Y, no faltaba más, vino también el correspondiente dulcecito para la clase política: la modificación del sistema binominal. Hablamos de un proyecto que no beneficia en nada al país, que genera un mayor gasto fiscal que ni siquiera se han atrevido a cuantificar ― y que han procurado ocultar aduciendo (¡por favor!) que se financiará mediante una readecuación del gasto actual―, y que les regala a los partidos, con las correspondientes dietas y asignaciones, 47 nuevos cargos parlamentarios y quién sabe cuántos puestos más de asesorías, de ésas que no se controlan y que nadie sabe para qué sirven (más de $ 17 mil millones anuales de mayor gasto público improductivo sólo por concepto de gasto corriente, ¿cómo lo halla?). Por supuesto, esta reforma fue la única que no generó gran polémica, que no registró campañas en su contra y que obtuvo un apoyo casi transversal, que la tiene a las puertas de transformarse en ley de la República (falta el trámite en el Senado, pero éste es sólo eso, un mero trámite).

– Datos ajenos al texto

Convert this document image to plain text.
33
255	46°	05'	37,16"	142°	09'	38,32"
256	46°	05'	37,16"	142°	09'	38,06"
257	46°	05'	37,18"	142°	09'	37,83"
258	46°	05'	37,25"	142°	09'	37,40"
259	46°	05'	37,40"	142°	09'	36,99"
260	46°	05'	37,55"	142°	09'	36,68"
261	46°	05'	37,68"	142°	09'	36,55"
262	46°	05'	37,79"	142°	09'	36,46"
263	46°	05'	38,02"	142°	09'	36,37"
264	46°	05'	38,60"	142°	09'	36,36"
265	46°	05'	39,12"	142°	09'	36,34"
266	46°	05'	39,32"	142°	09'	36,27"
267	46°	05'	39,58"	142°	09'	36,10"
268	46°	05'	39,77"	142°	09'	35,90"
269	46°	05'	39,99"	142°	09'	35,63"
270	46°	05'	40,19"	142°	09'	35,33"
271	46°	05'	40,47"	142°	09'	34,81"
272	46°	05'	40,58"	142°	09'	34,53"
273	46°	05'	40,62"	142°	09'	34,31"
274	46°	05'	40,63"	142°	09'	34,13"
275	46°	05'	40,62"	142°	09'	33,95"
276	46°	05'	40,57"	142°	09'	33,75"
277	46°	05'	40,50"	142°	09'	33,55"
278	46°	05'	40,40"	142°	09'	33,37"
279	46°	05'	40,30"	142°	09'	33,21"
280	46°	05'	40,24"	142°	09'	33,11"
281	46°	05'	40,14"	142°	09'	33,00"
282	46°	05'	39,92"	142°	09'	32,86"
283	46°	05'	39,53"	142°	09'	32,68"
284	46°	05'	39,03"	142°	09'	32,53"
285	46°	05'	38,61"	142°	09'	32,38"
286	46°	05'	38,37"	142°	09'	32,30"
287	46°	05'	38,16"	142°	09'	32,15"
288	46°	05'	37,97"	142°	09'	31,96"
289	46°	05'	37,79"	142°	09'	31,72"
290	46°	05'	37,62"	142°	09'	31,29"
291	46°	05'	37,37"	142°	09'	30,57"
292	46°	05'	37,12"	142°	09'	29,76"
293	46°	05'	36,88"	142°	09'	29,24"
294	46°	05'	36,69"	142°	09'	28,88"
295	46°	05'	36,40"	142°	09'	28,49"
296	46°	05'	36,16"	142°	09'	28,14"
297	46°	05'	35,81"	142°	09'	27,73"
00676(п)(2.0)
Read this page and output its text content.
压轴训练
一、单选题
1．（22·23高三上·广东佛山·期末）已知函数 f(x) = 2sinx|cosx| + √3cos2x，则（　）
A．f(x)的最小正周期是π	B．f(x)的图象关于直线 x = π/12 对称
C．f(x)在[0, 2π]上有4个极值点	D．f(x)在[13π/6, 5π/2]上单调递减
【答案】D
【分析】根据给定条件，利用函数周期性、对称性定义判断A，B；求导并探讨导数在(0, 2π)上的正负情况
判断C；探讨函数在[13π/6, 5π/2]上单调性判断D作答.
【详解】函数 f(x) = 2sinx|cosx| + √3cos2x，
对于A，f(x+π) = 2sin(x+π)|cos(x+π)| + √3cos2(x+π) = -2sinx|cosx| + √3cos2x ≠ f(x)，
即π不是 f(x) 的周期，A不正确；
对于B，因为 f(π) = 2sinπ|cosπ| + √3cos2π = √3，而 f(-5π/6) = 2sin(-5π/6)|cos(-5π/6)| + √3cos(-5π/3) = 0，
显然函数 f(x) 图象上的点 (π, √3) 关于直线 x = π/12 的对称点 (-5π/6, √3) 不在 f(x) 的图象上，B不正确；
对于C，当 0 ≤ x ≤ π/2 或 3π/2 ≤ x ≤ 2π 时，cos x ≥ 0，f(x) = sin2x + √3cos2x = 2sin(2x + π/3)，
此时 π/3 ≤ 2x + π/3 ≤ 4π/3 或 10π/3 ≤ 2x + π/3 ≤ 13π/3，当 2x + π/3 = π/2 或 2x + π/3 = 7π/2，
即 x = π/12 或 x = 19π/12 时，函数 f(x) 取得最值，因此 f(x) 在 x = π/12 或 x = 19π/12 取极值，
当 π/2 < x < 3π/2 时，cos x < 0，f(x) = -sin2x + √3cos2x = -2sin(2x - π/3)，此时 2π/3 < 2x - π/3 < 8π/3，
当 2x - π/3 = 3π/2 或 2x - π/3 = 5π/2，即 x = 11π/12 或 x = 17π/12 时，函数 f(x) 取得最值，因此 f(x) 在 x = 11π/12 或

Así que aquí lo tenemos, el resultado de los primeros 160 días de gobierno: un mal proyecto de reforma tributaria ―que empeoró aún más con el bullado “protocolo de acuerdo”, fruto de la intervención de los oscuros y siniestros personajes de siempre, que maniobran a espaldas de la opinión pública (por razones obvias, son enemigos de la transparencia) y que fomentan desayunos inconvenientes (por decir lo menos) a los que asiste con la cabeza gacha el ministro de Hacienda, a recibir las instrucciones pertinentes―, uno peor de reforma educacional y una reforma política que sólo favorece a los políticos. ¿Qué le parece? ¿Puede imaginar algo más deprimente como resultado de la acción de un Gobierno que prometía tanto?
Algo pasó en el camino, no cabe duda. Las buenas intenciones se toparon con los intereses creados (proyectos educacionales privados altamente rentables, entre ellos) y con la impericia de los responsables de implementar los cambios, y ahí estamos, con dos malos proyectos y una iniciativa hecha a medida para los políticos. ¿Será así el resto del gobierno de Michelle Bachelet? Esperemos que no, porque remediar tanto desacierto tendrá un precio muy elevado, cuya mayor parte pagarán, como siempre en nuestro país, los más necesitados.